Piuttosto brevi anche le repliche dei legali delle parti civili. L’avvocato Manuela Tortora, che rappresenta 10 lavoratori asiatici, oltre alla Fiom Cgil, ha insistito sulle minacce nei confronti degli operai citando la testimonianza di un lavoratore, Ullah Zuni: in aula aveva dichiarato che se non avesse accettato determinate condizioni di lavoro, sarebbe stato lasciato a casa senza essere pagato. In merito al fatto che poi il teste, di fronte all’esplicita domanda in ordine all’ammissione delle minacce subite, aveva invece negato, il legale ha obiettato: «Evidentemente c’è un problema di incomprensione concettuale. Il teste ha negato sì le minacce, ma intendendo quella di morte, non comprendendo la portata più ampia del termine. E il fatto di aver dichiarato che lo volevano mandare a casa se non avesse accettato determinate condizioni di lavoro, significa proprio ammettere la minaccia».
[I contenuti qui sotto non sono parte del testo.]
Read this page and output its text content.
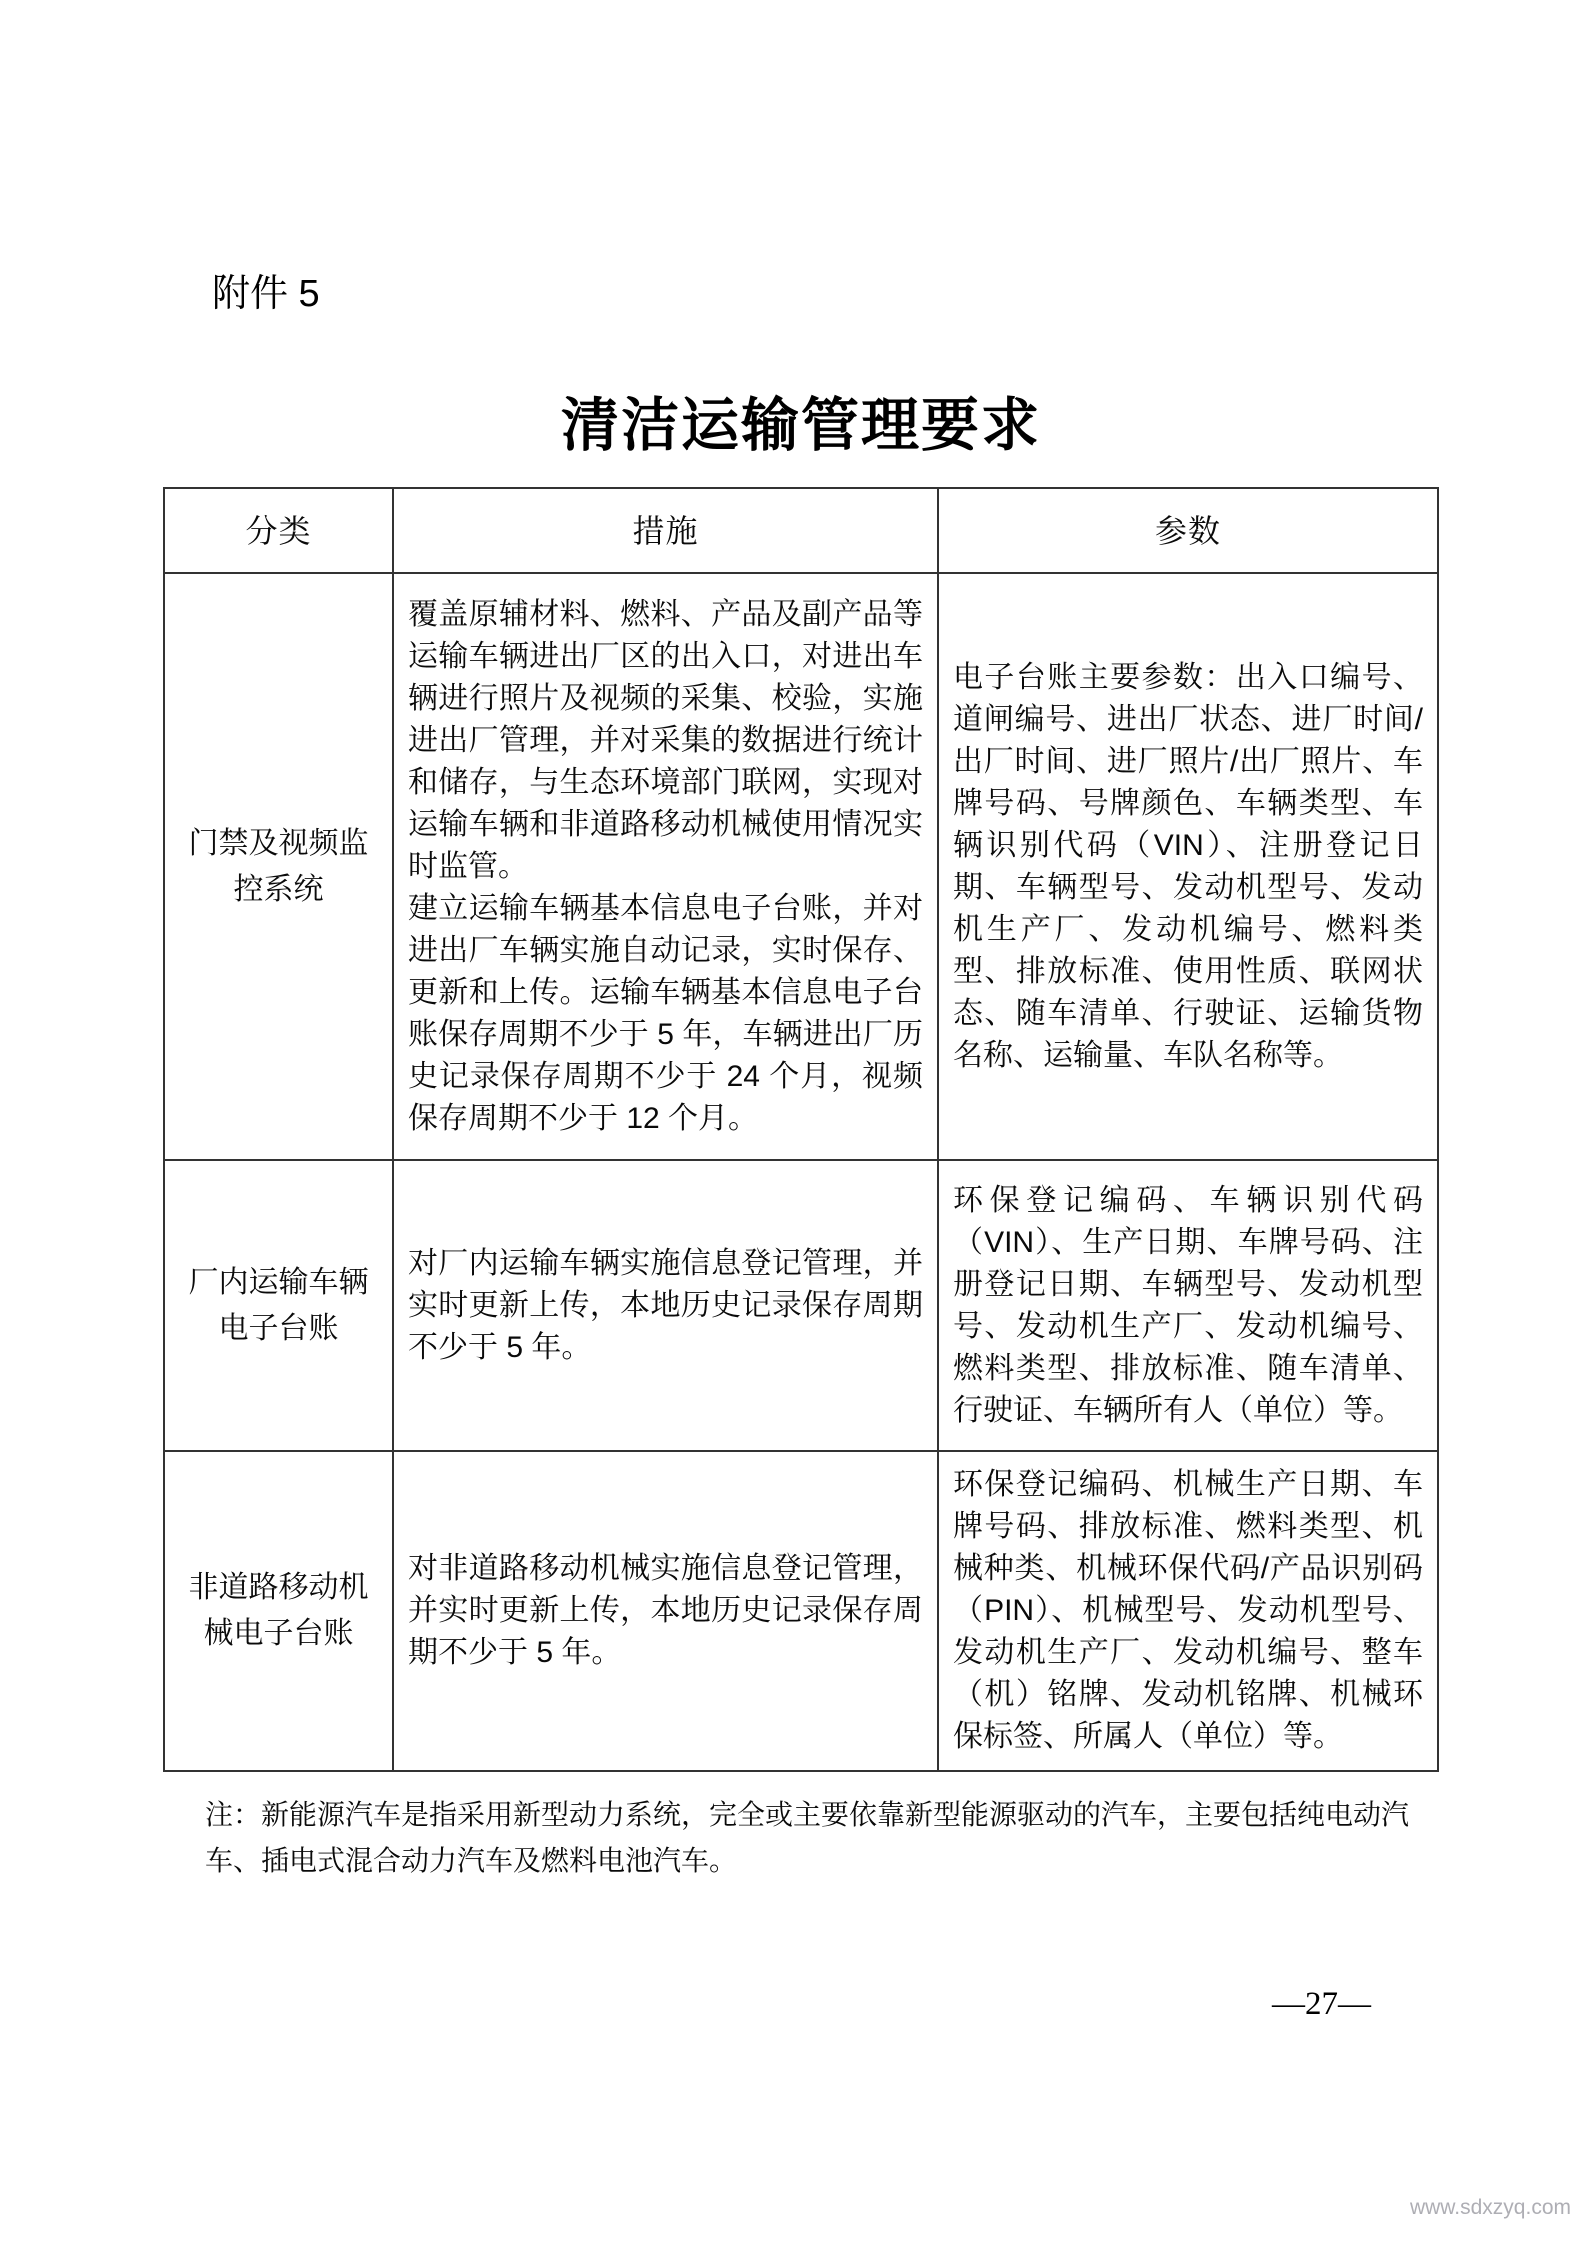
附件 5
清洁运输管理要求
分类	措施	参数
门禁及视频监控系统

覆盖原辅材料、燃料、产品及副产品等运输车辆进出厂区的出入口，对进出车辆进行照片及视频的采集、校验，实施进出厂管理，并对采集的数据进行统计和储存，与生态环境部门联网，实现对运输车辆和非道路移动机械使用情况实时监管。

建立运输车辆基本信息电子台账，并对进出厂车辆实施自动记录，实时保存、更新和上传。运输车辆基本信息电子台账保存周期不少于 5 年，车辆进出厂历史记录保存周期不少于 24 个月，视频保存周期不少于 12 个月。

电子台账主要参数：出入口编号、道闸编号、进出厂状态、进厂时间/出厂时间、进厂照片/出厂照片、车牌号码、号牌颜色、车辆类型、车辆识别代码（VIN）、注册登记日期、车辆型号、发动机型号、发动机生产厂、发动机编号、燃料类型、排放标准、使用性质、联网状态、随车清单、行驶证、运输货物名称、运输量、车队名称等。

厂内运输车辆电子台账

对厂内运输车辆实施信息登记管理，并实时更新上传，本地历史记录保存周期不少于 5 年。

环保登记编码、车辆识别代码（VIN）、生产日期、车牌号码、注册登记日期、车辆型号、发动机型号、发动机生产厂、发动机编号、燃料类型、排放标准、随车清单、行驶证、车辆所有人（单位）等。

非道路移动机械电子台账

对非道路移动机械实施信息登记管理，并实时更新上传，本地历史记录保存周期不少于 5 年。

环保登记编码、机械生产日期、车牌号码、排放标准、燃料类型、机械种类、机械环保代码/产品识别码（PIN）、机械型号、发动机型号、发动机生产厂、发动机编号、整车（机）铭牌、发动机铭牌、机械环保标签、所属人（单位）等。

注：新能源汽车是指采用新型动力系统，完全或主要依靠新型能源驱动的汽车，主要包括纯电动汽车、插电式混合动力汽车及燃料电池汽车。
—27—
www.sdxzyq.com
Tortora riferendosi alle arringhe delle difese, ha evidenziato come siano stati «bellamente ignorati» argomenti specifici e documentati nel procedimento, come le buste paga e le registrazioni degli orari di ingresso e uscita dei lavoratori, chiedendo sostanzialmente: «Se, atti processuali alla mano, non c’è stato sfruttamento, ditemi di cosa stiamo parlando».
L’avvocato Alessandro Ceresi, che assiste uno degli operai bengalesi, si è soffermato su aspetti tecnici. Quindi ha domandato alle difese, a fronte dell’obiezione sollevata in merito ad alcuni testi che non si sono presentati al processo sottraendosi all’esame dei legali: «L’indagine era partita nel 2012: li davate voi i soldi per farli restare in Italia in attesa del processo iniziato nel 2014?». L’avvocato Mariarosa Platania, difensore di Amin Ruhul, ha ribadito l’estraneità del proprio assistito alle accuse contestate, quindi di aver intascato soldi da chicchessia, riproponendo di fatto i concetti esposti durante la sua arringa. L’avvocato Paolo Marchiori, difensore di Pasquale Commentale, ha evidenziato su tutto: «Questo procedimento ha generato un’aspettativa mediatica, ma ciò che si chiede è un giusto processo, affinchè vengano valutati correttamente fatti e persone».